Oft hatte er versucht, wieder Mitarbeiter des Werkes zu werden. Sehr viel Mühe hatte er sich gegeben ein Bewerbungsschreiben zu verfassen, hatte diesem seinen Lebenslauf beigefügt, in dem all die Tätigkeiten vermerkt waren, die er verrichtet hatte. Von Bewerbung zu Bewerbung wurde die Liste der kurzfristigen Arbeitszeiten länger.
Diese Bewerbungsschreiben hatte er selbst beim Pförtner abgegeben. Ins Werk hatte man ihn nicht mehr gelassen. Niemand, der keine Einladung hatte, gelangte in das Werk.

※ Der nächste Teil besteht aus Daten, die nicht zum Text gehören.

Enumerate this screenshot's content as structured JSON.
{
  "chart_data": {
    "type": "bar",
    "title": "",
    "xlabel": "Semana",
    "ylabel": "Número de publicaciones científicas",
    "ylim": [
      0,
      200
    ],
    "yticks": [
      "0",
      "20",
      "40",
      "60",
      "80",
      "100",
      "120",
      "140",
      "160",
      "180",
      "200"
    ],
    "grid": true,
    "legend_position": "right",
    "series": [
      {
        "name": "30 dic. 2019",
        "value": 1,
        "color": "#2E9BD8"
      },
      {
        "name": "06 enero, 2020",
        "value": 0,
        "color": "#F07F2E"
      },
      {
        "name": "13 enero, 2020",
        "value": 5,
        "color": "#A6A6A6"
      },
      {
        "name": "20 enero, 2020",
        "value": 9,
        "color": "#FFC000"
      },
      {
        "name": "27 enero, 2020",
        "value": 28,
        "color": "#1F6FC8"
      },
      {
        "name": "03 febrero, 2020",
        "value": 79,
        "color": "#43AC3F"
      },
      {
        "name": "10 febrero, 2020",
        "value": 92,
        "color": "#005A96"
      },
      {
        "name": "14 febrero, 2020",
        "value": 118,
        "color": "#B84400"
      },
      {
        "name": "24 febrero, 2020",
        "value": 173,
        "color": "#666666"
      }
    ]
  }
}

Immer kam nach wenigen Tagen das Bewerbungsschreiben zurück. Immer stand im Schreiben derselbe Satz: „Leider können wir Ihnen keinen Arbeitsplatz anbieten.“
An vielen Tagen danach war er deprimiert gewesen, hatte mit sich und der Welt gehadert, sich in seiner Wohnung verkrochen: sein Selbstwertgefühl war tiefer im Boden, als das je erkannte schwarze Loch, in das er fiel.

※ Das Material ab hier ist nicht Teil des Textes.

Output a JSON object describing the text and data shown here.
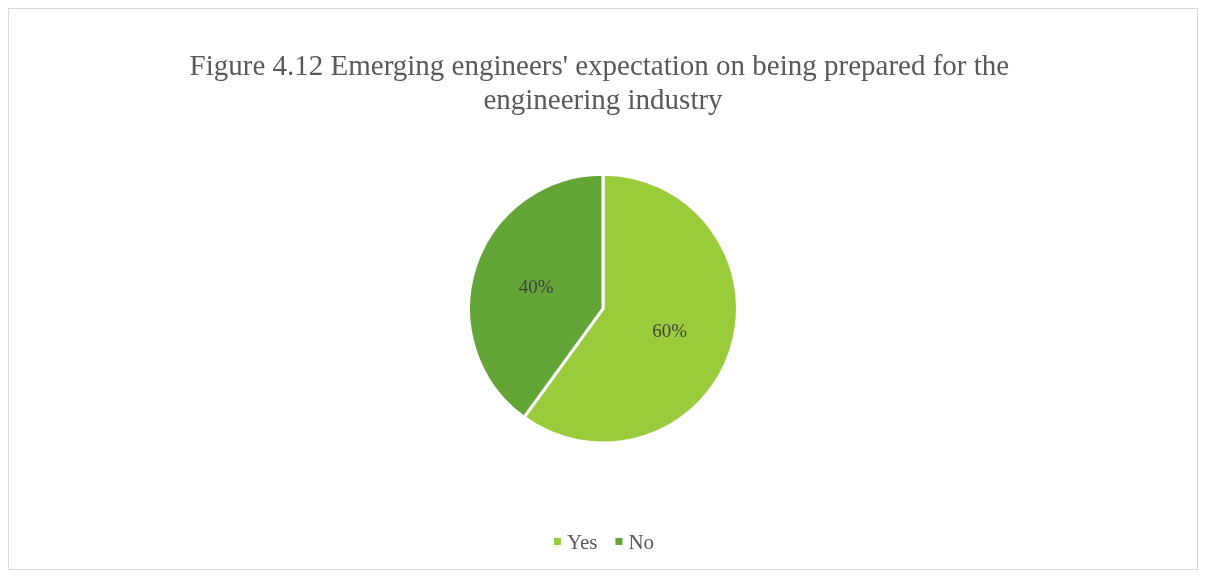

Es hatte Zeiten gegeben, da war er wütend geworden, wenn er den Absagebrief erhielt. Man kannte ihn doch! Warum stellte man ihn nicht ein?
Dann hatte er angerufen. Die Sekretärin hatte ihn erkannt.

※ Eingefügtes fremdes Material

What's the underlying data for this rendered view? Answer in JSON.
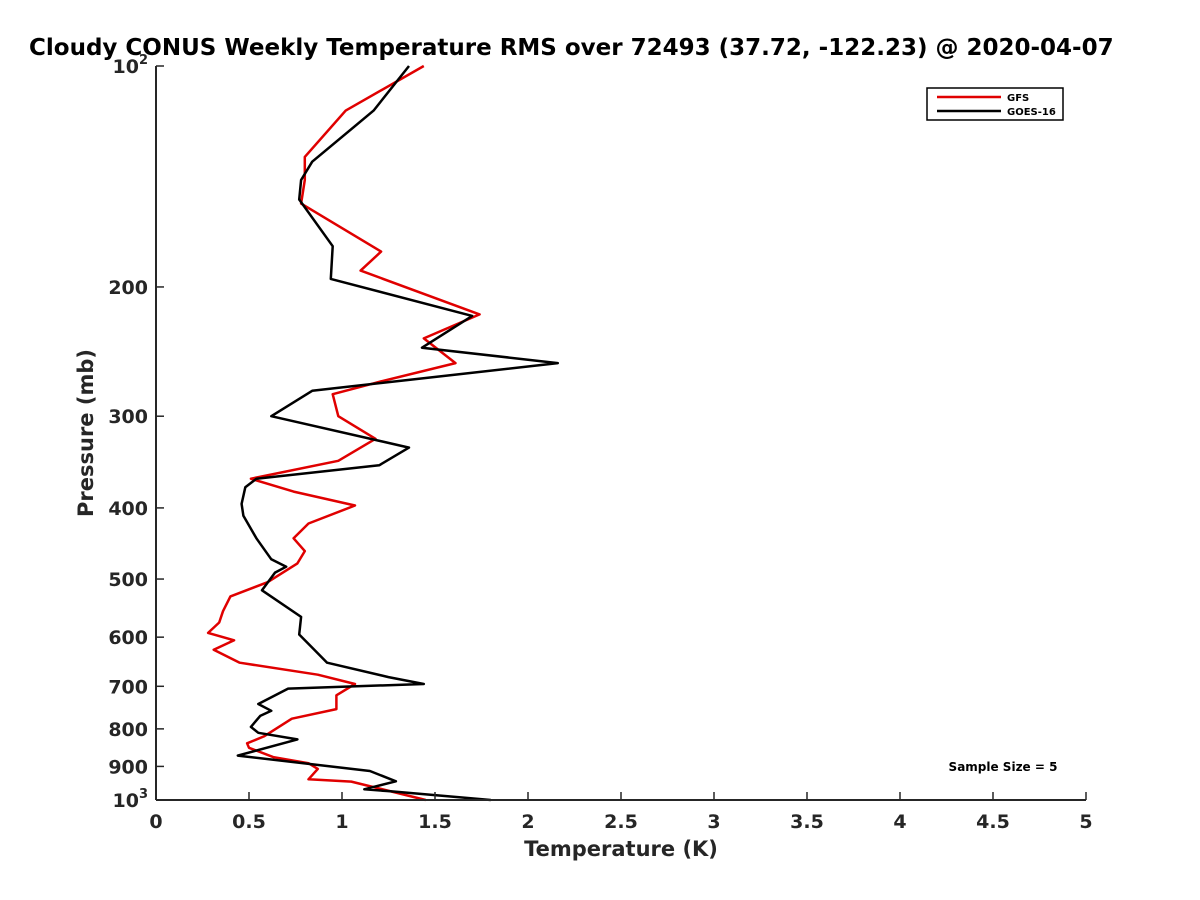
{
  "chart_data": {
    "type": "line",
    "title": "Cloudy CONUS Weekly Temperature RMS over 72493 (37.72, -122.23) @ 2020-04-07",
    "xlabel": "Temperature (K)",
    "ylabel": "Pressure (mb)",
    "xlim": [
      0,
      5
    ],
    "ylim": [
      100,
      1000
    ],
    "y_scale": "log",
    "y_reversed": true,
    "x_ticks": [
      0,
      0.5,
      1,
      1.5,
      2,
      2.5,
      3,
      3.5,
      4,
      4.5,
      5
    ],
    "x_tick_labels": [
      "0",
      "0.5",
      "1",
      "1.5",
      "2",
      "2.5",
      "3",
      "3.5",
      "4",
      "4.5",
      "5"
    ],
    "y_ticks": [
      {
        "value": 100,
        "label": "10",
        "exp": "2"
      },
      {
        "value": 200,
        "label": "200"
      },
      {
        "value": 300,
        "label": "300"
      },
      {
        "value": 400,
        "label": "400"
      },
      {
        "value": 500,
        "label": "500"
      },
      {
        "value": 600,
        "label": "600"
      },
      {
        "value": 700,
        "label": "700"
      },
      {
        "value": 800,
        "label": "800"
      },
      {
        "value": 900,
        "label": "900"
      },
      {
        "value": 1000,
        "label": "10",
        "exp": "3"
      }
    ],
    "legend_position": "top-right",
    "grid": false,
    "annotation": "Sample Size = 5",
    "series": [
      {
        "name": "GFS",
        "color": "#e00000",
        "points": [
          [
            1.44,
            100
          ],
          [
            1.02,
            115
          ],
          [
            0.8,
            133
          ],
          [
            0.8,
            143
          ],
          [
            0.78,
            154
          ],
          [
            1.21,
            179
          ],
          [
            1.1,
            190
          ],
          [
            1.74,
            218
          ],
          [
            1.44,
            235
          ],
          [
            1.61,
            254
          ],
          [
            1.21,
            269
          ],
          [
            0.95,
            280
          ],
          [
            0.98,
            300
          ],
          [
            1.18,
            322
          ],
          [
            0.98,
            345
          ],
          [
            0.51,
            365
          ],
          [
            0.74,
            380
          ],
          [
            1.07,
            397
          ],
          [
            0.82,
            420
          ],
          [
            0.74,
            440
          ],
          [
            0.8,
            458
          ],
          [
            0.76,
            476
          ],
          [
            0.6,
            505
          ],
          [
            0.4,
            528
          ],
          [
            0.36,
            553
          ],
          [
            0.34,
            573
          ],
          [
            0.28,
            592
          ],
          [
            0.42,
            606
          ],
          [
            0.31,
            624
          ],
          [
            0.45,
            650
          ],
          [
            0.87,
            675
          ],
          [
            1.07,
            695
          ],
          [
            0.97,
            720
          ],
          [
            0.97,
            752
          ],
          [
            0.73,
            775
          ],
          [
            0.58,
            819
          ],
          [
            0.49,
            837
          ],
          [
            0.5,
            849
          ],
          [
            0.63,
            874
          ],
          [
            0.82,
            891
          ],
          [
            0.87,
            907
          ],
          [
            0.82,
            937
          ],
          [
            1.05,
            944
          ],
          [
            1.45,
            1000
          ]
        ]
      },
      {
        "name": "GOES-16",
        "color": "#000000",
        "points": [
          [
            1.36,
            100
          ],
          [
            1.17,
            115
          ],
          [
            0.84,
            135
          ],
          [
            0.78,
            143
          ],
          [
            0.77,
            152
          ],
          [
            0.95,
            176
          ],
          [
            0.94,
            195
          ],
          [
            1.7,
            219
          ],
          [
            1.43,
            242
          ],
          [
            2.16,
            254
          ],
          [
            0.84,
            277
          ],
          [
            0.62,
            300
          ],
          [
            1.36,
            331
          ],
          [
            1.2,
            350
          ],
          [
            0.54,
            365
          ],
          [
            0.48,
            375
          ],
          [
            0.46,
            395
          ],
          [
            0.47,
            410
          ],
          [
            0.54,
            440
          ],
          [
            0.62,
            470
          ],
          [
            0.7,
            481
          ],
          [
            0.64,
            490
          ],
          [
            0.57,
            518
          ],
          [
            0.78,
            563
          ],
          [
            0.77,
            595
          ],
          [
            0.84,
            620
          ],
          [
            0.92,
            650
          ],
          [
            1.25,
            680
          ],
          [
            1.44,
            695
          ],
          [
            0.71,
            705
          ],
          [
            0.55,
            740
          ],
          [
            0.62,
            756
          ],
          [
            0.56,
            768
          ],
          [
            0.51,
            795
          ],
          [
            0.55,
            810
          ],
          [
            0.76,
            827
          ],
          [
            0.44,
            870
          ],
          [
            1.15,
            913
          ],
          [
            1.29,
            943
          ],
          [
            1.12,
            967
          ],
          [
            1.26,
            973
          ],
          [
            1.8,
            1000
          ]
        ]
      }
    ]
  }
}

Das Ergebnis war das Gleiche: man stellte niemand ein.
Die Kirchturmuhr schlägt nun 20 Uhr. Gleich wird Schichtwechsel sein. Seine ehemaligen Kollegen werden durch das Drehtor treten, zum Parkplatz gehen , in ihre PKWs steigen und nach Hause fahren – so wie er es auch immer gemacht hat.
Seinen PKW hat er schon lange abgemeldet und verkauft.
Früher konnte er sich und seiner Familie spontan kleine Wünsch erfüllen, heute betreten sie voller Scham die Ausgabestelle, in der die Kirchengemeinde monatlich einmal Lebensmitteln für sie bereithält.
Seine Frau klagt nicht. Aber er hat ihre traurigen Augen gesehen, als sie die Tochter tröstend in den Arm nahm, die weinte, weil sie in der Musikschule abgemeldet wurde.
Jetzt kommen die ersten Werksangehörigen aus dem Hallentor, streben in Richtung des Drehtors.
Nun wendet auch er sich ab, geht tiefer in den Baumschatten, geht hinein in den Park, macht sich auf den Weg.